Janel walks for x minutes and runs for y minutes for a total of 30 minutes of exercise. Ramal walks for 3 times as long as Janel but runs for half of the time she does for a total of 40 minutes of exercise.
Is the system below correct for this situation? If not, why not?
x + y = 30
3x + 2y = 40
No she is incorrect because if you analyze the data set and try tog et an educated answer you have to start s different way
3 v + (1/2) y = 40
half is half, not twice
To determine whether the system of equations is correct for this situation, we need to analyze the information given.

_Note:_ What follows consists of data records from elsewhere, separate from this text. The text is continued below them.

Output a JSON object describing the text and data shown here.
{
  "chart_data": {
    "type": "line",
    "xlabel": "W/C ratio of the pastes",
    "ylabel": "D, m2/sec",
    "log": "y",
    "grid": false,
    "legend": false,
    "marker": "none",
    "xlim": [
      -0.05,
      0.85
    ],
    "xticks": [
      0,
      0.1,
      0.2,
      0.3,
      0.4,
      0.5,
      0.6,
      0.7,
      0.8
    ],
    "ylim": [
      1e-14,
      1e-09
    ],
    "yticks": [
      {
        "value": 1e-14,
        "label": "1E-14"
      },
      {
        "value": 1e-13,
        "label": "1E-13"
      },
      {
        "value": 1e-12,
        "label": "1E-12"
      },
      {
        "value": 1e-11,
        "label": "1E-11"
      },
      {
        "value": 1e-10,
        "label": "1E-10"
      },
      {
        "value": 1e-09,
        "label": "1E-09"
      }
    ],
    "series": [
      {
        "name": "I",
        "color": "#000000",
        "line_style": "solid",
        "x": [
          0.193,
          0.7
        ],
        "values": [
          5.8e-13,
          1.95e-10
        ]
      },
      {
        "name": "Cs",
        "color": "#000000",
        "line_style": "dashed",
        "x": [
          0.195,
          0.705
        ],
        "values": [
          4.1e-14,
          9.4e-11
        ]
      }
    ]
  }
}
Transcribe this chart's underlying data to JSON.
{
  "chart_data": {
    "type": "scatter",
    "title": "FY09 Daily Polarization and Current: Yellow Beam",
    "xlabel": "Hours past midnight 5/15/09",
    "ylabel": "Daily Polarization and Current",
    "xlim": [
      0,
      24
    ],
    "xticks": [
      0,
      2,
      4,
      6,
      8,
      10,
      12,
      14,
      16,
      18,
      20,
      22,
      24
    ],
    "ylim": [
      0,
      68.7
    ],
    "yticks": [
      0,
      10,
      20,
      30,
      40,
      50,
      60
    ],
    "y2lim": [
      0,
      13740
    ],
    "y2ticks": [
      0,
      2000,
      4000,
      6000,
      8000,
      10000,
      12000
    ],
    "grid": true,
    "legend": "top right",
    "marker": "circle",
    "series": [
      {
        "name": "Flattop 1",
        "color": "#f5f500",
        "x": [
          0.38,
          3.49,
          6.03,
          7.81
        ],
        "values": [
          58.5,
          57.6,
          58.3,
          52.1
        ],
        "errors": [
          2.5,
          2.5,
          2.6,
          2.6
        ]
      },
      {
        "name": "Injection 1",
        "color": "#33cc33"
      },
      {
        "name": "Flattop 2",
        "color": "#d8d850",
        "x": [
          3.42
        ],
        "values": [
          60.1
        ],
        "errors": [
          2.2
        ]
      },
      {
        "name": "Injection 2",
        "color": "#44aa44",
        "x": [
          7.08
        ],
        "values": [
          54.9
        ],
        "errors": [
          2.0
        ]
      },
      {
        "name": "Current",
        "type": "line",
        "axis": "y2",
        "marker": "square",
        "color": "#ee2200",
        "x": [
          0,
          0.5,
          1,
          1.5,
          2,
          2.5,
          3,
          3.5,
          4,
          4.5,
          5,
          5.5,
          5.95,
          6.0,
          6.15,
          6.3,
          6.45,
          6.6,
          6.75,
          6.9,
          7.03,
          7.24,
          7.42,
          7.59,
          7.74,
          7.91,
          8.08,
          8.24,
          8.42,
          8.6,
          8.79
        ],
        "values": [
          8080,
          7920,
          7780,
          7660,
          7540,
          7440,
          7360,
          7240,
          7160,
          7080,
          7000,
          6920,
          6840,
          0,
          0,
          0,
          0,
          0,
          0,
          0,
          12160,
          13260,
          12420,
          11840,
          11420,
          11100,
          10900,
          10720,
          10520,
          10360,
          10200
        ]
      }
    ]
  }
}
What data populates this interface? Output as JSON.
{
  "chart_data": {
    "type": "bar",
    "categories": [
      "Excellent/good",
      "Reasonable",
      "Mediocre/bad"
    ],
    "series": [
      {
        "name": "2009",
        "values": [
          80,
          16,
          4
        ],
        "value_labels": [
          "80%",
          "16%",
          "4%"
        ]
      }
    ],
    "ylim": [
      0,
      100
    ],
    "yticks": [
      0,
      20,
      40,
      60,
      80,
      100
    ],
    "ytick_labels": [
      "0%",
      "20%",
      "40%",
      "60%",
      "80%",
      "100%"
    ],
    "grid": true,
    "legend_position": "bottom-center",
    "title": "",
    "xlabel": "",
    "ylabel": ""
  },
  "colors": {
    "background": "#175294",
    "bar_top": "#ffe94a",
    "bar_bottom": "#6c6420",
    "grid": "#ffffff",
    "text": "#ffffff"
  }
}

Let's break it down step by step:
1. We are given that Janel walks for x minutes and runs for y minutes, for a total of 30 minutes of exercise. This equation can be represented as "x + y = 30."
2. We are also given that Ramal walks for 3 times as long as Janel. This means Ramal walks for 3x minutes. Additionally, Ramal runs for half the time Janel does. This means Ramal runs for 0.5y minutes. Therefore, we can represent Ramal's total exercise time as "3x + 0.5y."
3. Finally, we are told that the total exercise time for Ramal is 40 minutes, so we can set up the equation "3x + 0.5y = 40."
Now, comparing the two equations we have:
x + y = 30
3x + 0.5y = 40
We can see that the system of equations above is correct for this situation since it properly represents the exercise times for both Janel and Ramal.